Brillaint breakdown of how diesel shortages drive deglobalization. The musical chairs analogy captures it perfectly, especially watching countreis scramble. I work in logistics and seeing how tight shale added gasoline but not enough diesel totally fits what we're experiencing on teh ground. Prices can't rise enough to fix it bc food costs spike fast.
I very much agree! Thanks for your support.

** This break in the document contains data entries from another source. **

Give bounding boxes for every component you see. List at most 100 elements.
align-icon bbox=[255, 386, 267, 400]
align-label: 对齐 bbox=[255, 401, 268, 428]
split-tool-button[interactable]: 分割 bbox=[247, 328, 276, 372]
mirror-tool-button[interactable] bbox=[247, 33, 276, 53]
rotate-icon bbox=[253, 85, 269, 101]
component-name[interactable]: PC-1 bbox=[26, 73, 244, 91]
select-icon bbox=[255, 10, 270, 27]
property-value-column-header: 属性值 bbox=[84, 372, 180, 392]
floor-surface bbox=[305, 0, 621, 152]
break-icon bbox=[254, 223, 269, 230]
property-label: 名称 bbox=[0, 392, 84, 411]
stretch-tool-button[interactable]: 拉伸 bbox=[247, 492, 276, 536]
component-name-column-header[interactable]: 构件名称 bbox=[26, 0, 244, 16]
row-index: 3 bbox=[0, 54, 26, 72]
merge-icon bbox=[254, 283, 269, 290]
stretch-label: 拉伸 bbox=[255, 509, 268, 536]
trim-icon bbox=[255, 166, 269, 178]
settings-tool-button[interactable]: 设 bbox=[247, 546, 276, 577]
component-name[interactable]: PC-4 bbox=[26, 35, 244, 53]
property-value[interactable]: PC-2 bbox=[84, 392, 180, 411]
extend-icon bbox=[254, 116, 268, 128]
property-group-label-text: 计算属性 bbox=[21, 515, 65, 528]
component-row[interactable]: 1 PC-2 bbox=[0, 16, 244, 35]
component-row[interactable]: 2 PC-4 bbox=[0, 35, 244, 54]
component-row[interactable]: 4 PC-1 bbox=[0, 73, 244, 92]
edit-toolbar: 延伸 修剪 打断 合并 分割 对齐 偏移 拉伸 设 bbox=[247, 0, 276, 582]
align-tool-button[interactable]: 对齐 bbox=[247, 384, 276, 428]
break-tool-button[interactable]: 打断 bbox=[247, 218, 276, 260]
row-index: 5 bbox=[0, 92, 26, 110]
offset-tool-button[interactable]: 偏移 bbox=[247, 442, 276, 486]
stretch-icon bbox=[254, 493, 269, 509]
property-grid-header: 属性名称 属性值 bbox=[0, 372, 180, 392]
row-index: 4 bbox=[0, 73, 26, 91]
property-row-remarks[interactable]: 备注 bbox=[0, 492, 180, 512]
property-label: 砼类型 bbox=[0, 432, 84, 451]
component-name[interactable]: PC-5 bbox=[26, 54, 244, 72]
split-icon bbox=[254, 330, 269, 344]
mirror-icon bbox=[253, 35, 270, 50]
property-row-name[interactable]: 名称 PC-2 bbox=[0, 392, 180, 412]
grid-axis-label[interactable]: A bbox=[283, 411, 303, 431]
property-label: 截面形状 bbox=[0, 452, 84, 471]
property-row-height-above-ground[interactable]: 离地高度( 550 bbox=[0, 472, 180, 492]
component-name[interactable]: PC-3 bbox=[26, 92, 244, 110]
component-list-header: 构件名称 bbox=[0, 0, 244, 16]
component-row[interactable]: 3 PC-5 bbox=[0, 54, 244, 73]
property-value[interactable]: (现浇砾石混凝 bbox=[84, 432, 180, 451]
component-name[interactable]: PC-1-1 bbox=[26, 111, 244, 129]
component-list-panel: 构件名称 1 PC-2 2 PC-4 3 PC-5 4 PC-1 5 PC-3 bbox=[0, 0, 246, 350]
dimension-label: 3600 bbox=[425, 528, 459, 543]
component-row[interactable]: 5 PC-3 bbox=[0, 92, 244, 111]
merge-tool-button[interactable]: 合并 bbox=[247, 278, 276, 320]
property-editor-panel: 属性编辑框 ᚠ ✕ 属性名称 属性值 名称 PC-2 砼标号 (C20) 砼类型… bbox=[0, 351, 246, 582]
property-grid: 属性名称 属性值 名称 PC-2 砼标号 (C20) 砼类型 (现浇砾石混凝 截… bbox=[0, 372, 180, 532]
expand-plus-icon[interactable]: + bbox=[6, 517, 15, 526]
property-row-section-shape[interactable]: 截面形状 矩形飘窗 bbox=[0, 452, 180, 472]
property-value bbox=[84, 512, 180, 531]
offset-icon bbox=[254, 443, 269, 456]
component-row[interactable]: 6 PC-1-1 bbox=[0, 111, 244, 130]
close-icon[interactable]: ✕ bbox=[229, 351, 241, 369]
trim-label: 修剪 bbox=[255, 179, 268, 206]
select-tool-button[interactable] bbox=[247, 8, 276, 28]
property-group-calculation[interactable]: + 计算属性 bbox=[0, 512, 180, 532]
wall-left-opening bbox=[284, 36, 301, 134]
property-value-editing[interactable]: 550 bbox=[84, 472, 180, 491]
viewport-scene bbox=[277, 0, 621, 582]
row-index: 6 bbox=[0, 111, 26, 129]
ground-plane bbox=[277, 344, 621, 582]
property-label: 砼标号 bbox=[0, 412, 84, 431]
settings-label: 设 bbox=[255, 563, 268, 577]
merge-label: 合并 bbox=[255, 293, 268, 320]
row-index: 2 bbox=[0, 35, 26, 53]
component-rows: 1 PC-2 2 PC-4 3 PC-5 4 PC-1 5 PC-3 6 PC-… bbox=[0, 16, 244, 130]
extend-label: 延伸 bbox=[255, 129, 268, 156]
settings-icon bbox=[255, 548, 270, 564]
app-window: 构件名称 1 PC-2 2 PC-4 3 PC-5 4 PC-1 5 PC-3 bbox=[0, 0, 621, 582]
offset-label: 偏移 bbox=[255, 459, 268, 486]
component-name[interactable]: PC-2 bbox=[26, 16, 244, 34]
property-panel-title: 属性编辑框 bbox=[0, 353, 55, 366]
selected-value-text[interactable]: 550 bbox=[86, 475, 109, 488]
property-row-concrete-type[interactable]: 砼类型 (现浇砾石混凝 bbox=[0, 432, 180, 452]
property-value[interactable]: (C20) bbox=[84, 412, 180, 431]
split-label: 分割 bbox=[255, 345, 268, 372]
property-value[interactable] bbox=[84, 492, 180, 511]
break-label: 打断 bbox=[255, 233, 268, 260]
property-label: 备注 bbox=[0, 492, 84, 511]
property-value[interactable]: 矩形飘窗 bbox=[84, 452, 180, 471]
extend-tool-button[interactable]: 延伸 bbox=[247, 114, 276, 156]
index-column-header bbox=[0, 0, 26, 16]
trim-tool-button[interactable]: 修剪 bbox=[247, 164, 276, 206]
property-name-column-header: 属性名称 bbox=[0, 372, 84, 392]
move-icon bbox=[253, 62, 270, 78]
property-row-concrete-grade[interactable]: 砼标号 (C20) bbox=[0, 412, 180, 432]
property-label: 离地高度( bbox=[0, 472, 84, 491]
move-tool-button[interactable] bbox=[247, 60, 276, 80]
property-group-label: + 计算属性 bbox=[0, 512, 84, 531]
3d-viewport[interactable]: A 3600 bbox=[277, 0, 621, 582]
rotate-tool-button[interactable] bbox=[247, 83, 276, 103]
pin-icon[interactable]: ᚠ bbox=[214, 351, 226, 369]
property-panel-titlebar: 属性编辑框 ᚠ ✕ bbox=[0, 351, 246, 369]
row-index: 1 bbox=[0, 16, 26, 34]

As I have discussed with Gale, there is a way to make diesel or jet fuel out of trash and solar electricity. It is based on a reaction from the Victorian age, where they made town gas from coal and steam. The process burned much of the coal for heat. The idea is to use electrical heat to gasify trash in steam. This makes syngas, which can be converted to diesel. LA makes enough trash to supply LAX with all the sustainable jet fuel it needs.
I think Germans did this extensively during WW2. Me 262 in late-war period was powered entirely by such synthetic fuel. In addition to coal and steam, I think a high-pressure reaction chamber is also necessary.
Right on the Germans making fuel this way out of coal. More recently, South Africa was doing the same, and even more recently, Sasol has been making diesel out of natural gas. They make 3400 bbl/day, which is close to what could be made from LA's trash.
Eventually, humans are going to have to live on renewable energy and biomass.
Investment is needed for this to work. There are a lot of details that would need to be worked out. Probably a small model system would need to be developed first to test on a small scale how the proposed method would work.
Unfortunately, this project does not scale down gracefully. There isn't any point in 100-ton-per-day demos since those have been working for a decade or longer. They use plasma torches, which don't scale up for beans. The pilot (designed with AI) ranges from 1% to 2.5% of LA trash. That's a thousand to 2500 t/d gasifier. Does anyone want to lead this project?